Further, compliance with regulatory ratio requirements indicates stability and a good capital position. As of Jun 30, 2018, the bank’s Tier 1 leverage ratio was 8.83%. This enables the company to pursue any acquisition opportunities for faster growth.

Despite these positives, we remain cautious due to several challenges plaguing the company. Notably, operating expenses witnessed a five-year CAGR (2013-2017) of 20.9%, with the trend continuing in first-half 2018. Investments in digital initiatives, including mobile banking applications and data analytics, will likely keep expenses elevated, in turn, straining the bottom line.

The company’s shares have gained 4.8% over the past six months, outperforming the industry’s growth of 0.2%. The stock currently carries a Zacks Rank #3 (Hold).



Key Picks

A few better-ranked stocks in the same space are Bank of Commerce Holdings (CA) , Bank of Marin Bancorp (BMRC - Free Report) and Northrim BanCorp Inc. (NRIM - Free Report) . All these stocks flaunt a Zacks Rank of #1 (Strong Buy). You can see the complete list of today’s Zacks #1 Rank stocks here.

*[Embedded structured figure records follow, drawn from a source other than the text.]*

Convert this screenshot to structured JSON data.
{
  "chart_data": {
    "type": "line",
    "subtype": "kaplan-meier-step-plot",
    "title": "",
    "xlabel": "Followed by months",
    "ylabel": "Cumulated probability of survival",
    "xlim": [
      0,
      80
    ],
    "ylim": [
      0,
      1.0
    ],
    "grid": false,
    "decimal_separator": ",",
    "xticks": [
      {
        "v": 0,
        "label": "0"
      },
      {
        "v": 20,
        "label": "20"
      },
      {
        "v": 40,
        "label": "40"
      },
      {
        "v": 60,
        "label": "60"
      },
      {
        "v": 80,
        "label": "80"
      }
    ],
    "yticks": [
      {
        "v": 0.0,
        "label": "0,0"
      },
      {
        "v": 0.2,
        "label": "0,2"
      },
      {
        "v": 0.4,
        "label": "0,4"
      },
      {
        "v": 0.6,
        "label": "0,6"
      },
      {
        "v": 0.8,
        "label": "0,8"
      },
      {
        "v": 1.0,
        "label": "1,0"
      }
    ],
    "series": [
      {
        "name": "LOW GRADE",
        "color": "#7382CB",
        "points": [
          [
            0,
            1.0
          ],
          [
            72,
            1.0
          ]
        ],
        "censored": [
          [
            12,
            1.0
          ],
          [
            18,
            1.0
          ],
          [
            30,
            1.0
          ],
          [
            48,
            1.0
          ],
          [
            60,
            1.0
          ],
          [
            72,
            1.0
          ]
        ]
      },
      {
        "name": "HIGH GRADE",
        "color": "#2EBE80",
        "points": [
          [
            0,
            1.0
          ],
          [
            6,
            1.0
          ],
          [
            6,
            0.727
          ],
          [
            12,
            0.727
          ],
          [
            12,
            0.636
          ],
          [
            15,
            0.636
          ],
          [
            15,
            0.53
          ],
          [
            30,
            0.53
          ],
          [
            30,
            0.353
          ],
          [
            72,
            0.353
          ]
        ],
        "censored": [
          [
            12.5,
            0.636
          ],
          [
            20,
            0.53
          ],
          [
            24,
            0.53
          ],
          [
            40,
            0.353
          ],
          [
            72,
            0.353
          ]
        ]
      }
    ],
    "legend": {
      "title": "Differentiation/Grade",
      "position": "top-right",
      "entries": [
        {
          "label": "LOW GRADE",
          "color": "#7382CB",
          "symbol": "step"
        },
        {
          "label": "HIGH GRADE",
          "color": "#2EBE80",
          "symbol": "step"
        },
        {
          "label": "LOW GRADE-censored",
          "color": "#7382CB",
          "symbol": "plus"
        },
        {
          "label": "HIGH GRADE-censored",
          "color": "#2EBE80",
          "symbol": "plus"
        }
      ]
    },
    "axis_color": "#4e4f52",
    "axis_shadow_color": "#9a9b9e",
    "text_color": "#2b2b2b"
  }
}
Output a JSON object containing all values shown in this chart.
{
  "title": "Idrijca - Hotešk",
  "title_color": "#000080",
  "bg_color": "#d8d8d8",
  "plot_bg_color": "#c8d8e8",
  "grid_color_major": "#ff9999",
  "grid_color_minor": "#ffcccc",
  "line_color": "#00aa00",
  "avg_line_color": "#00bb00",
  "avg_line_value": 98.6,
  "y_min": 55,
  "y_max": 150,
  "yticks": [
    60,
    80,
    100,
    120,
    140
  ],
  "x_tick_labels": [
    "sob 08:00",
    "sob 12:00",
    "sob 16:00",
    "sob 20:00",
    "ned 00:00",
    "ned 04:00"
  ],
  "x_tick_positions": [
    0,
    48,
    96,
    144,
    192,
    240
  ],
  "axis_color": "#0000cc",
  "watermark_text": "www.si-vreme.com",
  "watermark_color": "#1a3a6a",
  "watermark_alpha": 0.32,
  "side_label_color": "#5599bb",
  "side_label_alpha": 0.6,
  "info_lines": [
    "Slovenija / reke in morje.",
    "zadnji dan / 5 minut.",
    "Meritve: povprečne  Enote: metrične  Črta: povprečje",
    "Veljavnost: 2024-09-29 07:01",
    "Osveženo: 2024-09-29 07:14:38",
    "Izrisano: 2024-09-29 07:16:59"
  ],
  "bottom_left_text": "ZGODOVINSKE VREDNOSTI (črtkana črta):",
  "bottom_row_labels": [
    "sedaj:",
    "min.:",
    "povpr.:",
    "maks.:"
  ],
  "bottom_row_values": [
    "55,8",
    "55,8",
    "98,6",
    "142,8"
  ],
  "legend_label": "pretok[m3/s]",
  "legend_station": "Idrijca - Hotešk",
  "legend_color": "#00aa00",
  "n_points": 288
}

Over the last 60 days, the Zacks Consensus Estimate for Bank of Commerce’s current-year earnings has been revised 8.8% upward. Its share price has gained 26.1% in the past year.

Bank of Marin’s earnings estimates for 2018 have been revised 5.6% upward over the past 60 days. Its shares have surged 35.1% in a year’s time.

Over the last 60 days, Northrim BanCorp’s 2018 earnings estimate moved 15.4% north. Over the past year, its share price has appreciated 48.3%.